Major container lines, including Maersk, Hapag-Lloyd and CMA CGM, slashed their exposure by switching China-linked ships out of their US shipping lanes. Trade officials there reduced fees from initially proposed levels, and exempted a broad swath of vessels after heavy pushback from the agriculture, energy and US shipping industries.

The Office of the US Trade Representative (USTR) did not immediately respond to a request for comment from Reuters.

China’s Ministry of Commerce on Tuesday said, “If the US chooses confrontation, China will see it through to the end; if it chooses dialogue, China’s door remains open.”

In a related move, Beijing also imposed sanctions on Tuesday against five US-linked subsidiaries of South Korean shipbuilder Hanwha Ocean, which it said had “assisted and supported” a US probe into Chinese trade practices.

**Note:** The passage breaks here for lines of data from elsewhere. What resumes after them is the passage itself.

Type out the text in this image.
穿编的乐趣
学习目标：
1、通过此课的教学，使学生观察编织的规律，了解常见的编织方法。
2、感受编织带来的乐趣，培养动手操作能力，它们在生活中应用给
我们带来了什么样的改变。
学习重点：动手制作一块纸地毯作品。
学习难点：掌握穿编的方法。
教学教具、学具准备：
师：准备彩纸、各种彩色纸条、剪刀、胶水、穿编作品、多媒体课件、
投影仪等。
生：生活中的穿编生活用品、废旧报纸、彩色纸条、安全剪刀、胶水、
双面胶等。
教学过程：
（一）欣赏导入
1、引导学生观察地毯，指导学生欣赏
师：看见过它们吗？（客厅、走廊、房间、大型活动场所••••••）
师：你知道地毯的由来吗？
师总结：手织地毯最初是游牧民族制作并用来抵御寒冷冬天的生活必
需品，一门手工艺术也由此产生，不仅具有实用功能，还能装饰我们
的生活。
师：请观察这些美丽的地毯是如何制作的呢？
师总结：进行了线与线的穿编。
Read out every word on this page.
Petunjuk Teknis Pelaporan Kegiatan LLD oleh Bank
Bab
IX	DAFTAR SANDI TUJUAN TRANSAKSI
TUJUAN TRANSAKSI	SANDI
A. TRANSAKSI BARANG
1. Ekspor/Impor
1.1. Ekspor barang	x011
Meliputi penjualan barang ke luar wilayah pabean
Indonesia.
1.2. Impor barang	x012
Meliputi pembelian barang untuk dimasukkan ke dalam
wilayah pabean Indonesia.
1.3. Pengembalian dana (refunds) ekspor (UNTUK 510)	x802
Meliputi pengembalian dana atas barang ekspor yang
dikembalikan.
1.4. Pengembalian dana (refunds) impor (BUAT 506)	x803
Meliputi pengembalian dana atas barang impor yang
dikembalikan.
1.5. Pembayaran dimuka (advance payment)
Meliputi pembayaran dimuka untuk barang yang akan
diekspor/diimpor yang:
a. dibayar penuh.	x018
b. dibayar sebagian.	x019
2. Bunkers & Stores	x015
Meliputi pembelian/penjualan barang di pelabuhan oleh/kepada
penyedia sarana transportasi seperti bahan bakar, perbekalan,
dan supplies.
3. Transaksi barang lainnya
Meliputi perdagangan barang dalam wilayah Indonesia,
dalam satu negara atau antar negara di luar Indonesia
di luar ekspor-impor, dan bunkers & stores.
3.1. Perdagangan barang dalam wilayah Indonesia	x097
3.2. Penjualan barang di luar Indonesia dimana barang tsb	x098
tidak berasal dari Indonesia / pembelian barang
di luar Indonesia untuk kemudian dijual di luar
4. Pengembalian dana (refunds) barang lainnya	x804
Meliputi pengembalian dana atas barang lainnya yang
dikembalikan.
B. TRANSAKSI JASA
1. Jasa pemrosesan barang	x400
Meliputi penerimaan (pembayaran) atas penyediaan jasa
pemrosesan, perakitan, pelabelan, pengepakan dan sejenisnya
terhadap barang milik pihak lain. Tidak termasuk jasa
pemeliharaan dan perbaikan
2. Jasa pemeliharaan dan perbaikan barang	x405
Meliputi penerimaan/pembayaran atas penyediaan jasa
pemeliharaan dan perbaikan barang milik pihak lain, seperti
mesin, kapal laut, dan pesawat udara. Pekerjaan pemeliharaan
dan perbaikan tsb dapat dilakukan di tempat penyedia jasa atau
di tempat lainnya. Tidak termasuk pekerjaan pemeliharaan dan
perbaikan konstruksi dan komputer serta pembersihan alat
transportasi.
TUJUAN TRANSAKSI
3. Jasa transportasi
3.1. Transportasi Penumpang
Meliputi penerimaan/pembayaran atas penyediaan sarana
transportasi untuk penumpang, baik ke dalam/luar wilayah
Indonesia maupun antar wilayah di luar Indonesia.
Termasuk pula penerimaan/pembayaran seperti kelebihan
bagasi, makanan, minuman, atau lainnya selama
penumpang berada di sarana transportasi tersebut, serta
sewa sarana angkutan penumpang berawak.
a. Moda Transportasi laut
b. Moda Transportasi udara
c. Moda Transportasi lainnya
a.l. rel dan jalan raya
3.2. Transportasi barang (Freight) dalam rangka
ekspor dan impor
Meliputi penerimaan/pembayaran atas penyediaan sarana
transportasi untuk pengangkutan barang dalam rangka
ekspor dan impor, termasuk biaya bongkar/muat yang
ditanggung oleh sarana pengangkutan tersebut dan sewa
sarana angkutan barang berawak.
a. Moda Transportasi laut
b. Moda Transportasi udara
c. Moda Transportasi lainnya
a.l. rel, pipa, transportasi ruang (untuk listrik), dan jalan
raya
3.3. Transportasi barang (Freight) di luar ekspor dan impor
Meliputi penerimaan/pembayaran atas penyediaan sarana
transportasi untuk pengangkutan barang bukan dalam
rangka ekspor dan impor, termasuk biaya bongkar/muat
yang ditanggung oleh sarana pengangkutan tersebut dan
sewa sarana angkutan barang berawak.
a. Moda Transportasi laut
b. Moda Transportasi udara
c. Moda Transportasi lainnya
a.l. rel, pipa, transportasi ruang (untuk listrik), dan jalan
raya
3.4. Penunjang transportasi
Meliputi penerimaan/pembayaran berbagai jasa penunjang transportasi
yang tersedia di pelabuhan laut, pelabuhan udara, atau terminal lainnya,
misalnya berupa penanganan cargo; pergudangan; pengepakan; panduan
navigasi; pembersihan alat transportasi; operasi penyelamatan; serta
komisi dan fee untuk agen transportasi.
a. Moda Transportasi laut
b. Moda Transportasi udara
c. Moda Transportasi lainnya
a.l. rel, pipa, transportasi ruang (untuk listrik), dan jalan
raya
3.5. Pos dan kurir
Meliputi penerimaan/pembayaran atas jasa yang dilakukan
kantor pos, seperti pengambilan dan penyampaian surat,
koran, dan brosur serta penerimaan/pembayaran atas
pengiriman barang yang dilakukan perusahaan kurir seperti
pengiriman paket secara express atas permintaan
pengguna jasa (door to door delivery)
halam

Hanwha, one of the world’s largest shipbuilders, owns Philly Shipyard in the US and has won contracts to repair and overhaul US Navy ships. Its entities will also build a US-flagged LNG carrier.

Hanwha said it is aware of the announcement and is closely monitoring the potential business impact. Hanwha Ocean’s shares sank by nearly 6 percent.

China also launched an investigation into how the US probe affected its shipping and shipbuilding industries.

A Shanghai-based trade consultant said the new fees may not cause significant upheaval.

“What are we going to do? Stop shipping? Trade is already pretty disrupted with the US, but companies are finding a way,” the consultant told Reuters, requesting anonymity because he was not authorised to speak with the media.

The US announced last Friday a carve-out for long-term charterers of China-operated vessels carrying US ethane and liquefied petroleum gas (LPG), deferring the port fees for them through December 10.

Meanwhile, ship-tracking company Vortexa identified 45 LPG-carrying VLGCs — an acronym for very large gas carriers, a type of vessel — that would be subject to China’s port fee. That amounts to 11 percent of the total fleet.

Clarksons Research said in a report that China’s new port fees could affect oil tankers accounting for 15 percent of global capacity.

Meanwhile, Omar Nokta, an analyst at the financial firm Jefferies, estimated that 13 percent of crude tankers and 11 percent of container ships in the global fleet would be affected.

Trade war embroils environmental policy

In a reprisal against China curbing exports of critical minerals, Trump on Friday threatened to slap additional 100 percent tariffs on goods from China and put new export controls on “any and all critical software” by November 1.

Administration officials, hours later, warned that countries voting this week in favour of a plan by the United Nations International Maritime Organization (IMO) to reduce planet-warming greenhouse gas emissions from ocean shipping could face sanctions, port bans, or punitive vessel charges.

China has publicly supported the IMO plan.

“The weaponisation of both trade and environmental policy signals that shipping has moved from being a neutral conduit of global commerce to a direct instrument of statecraft,” Athens-based Xclusiv said.